Now that the Co-Cathedral Museum saga is over, or at least hopefully so, a few appropriate considerations occur to my mind. While thanking the Co-Cathedral Foundation for the sterling work they have been doing during the past few years, one cannot but...

Now that the Co-Cathedral Museum saga is over, or at least hopefully so, a few appropriate considerations occur to my mind.

While thanking the Co-Cathedral Foundation for the sterling work they have been doing during the past few years, one cannot but admire their courageous and humble response, better late than never, in finally shelving their weird and extravagant project of digging up under St John's Square to provide more room for exhibiting the priceless Flemish tapestries and other precious artifacts.

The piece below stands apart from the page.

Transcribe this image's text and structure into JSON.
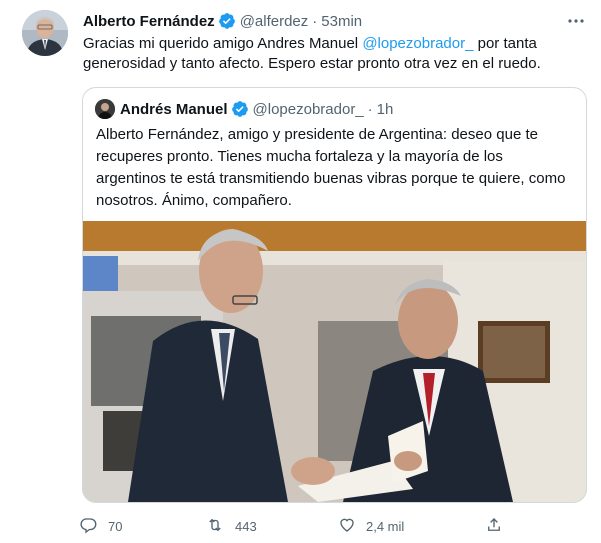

The next step, which I suggest and hope will be taken in due consideration, is the present status of the Co-Cathedral itself. As it looks, the Co-Cathedral has now almost become part of the museum itself. It has practically become closed to the public for most of the day and made accessible to tourists against a fee. Why not return to the previous arrangement whereby entrance to the museum was placed in one of the side corridors adjoining the church just near the side access to the Caravaggio Chapel?

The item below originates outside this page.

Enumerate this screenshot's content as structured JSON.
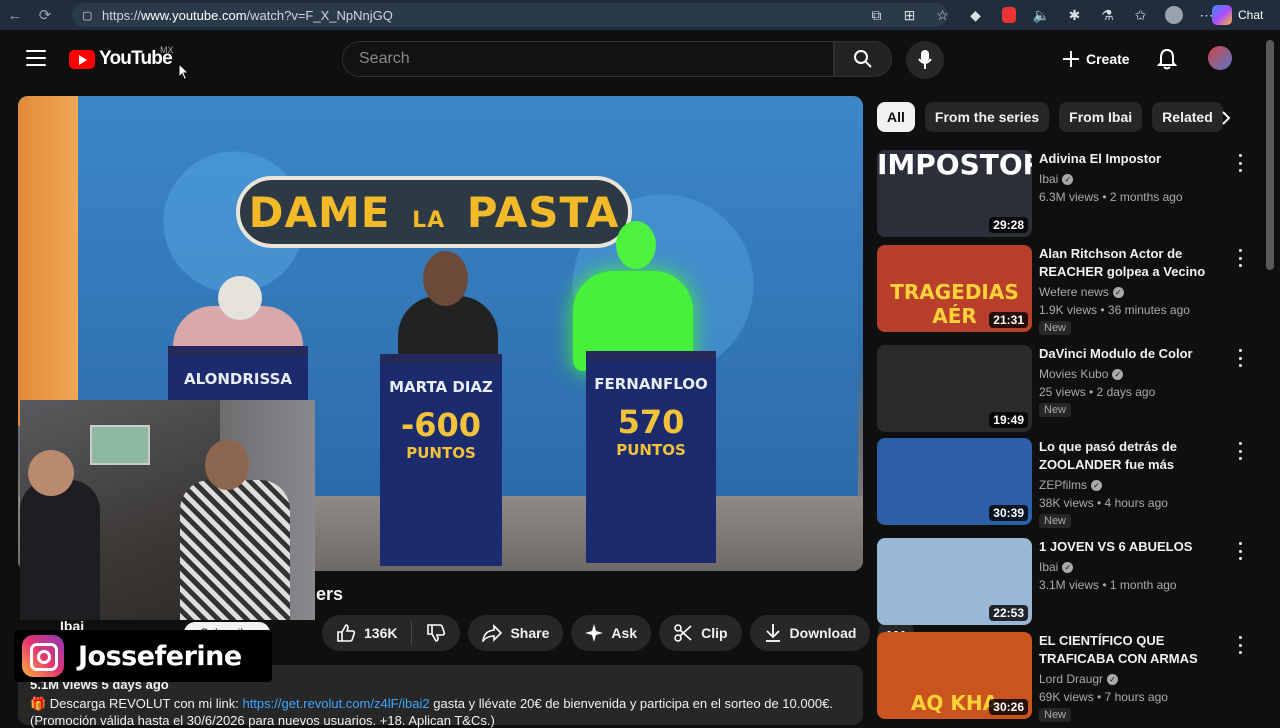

As things are at present, the majority of Maltese citizens, who are at work during the day, are practically precluded from enjoying the sight of the precious tapestries which in years gone by used to hang, at least during certain periods of the year, along the main nave of the Co-Cathedral where they were initially made for. If you just mention these tapestries to an average or middle-aged Maltese citizen, he will probably tell you that he does not know what you are talking about.

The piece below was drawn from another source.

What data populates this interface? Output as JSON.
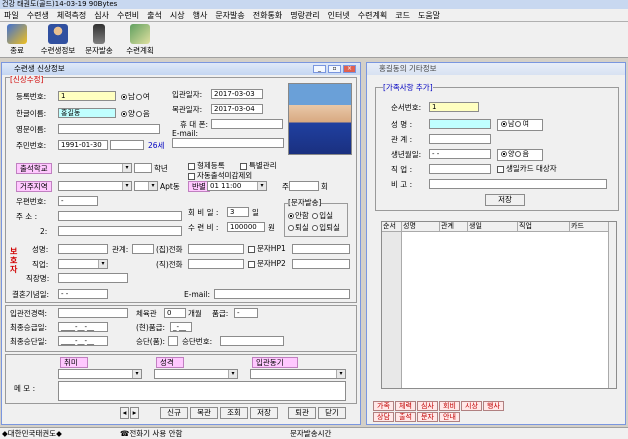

The gentlemen now serving as members of the Co-Cathedral Foundation keep mentioning the fact that a large number of precious sacred objects are now being stored up for lack of space in the existing limited space provided by the present museum. But who says that all precious items belonging to a museum must be all exhibited to the public at the same time? While visiting the Louvre in Paris a few years ago, one of the guards told me that what is being exhibited is only a small number of the statues and paintings belonging to the museum. To exhibit them all at once another Louvre would need to be built!

In my childhood years before the war in Valletta, the two large corridors along both sides of the Co-Cathedral used to be kept open to give alternative access to the church from St Lucy Street. Are not these corridors spacious enough to be used as a possible extension to the present museum?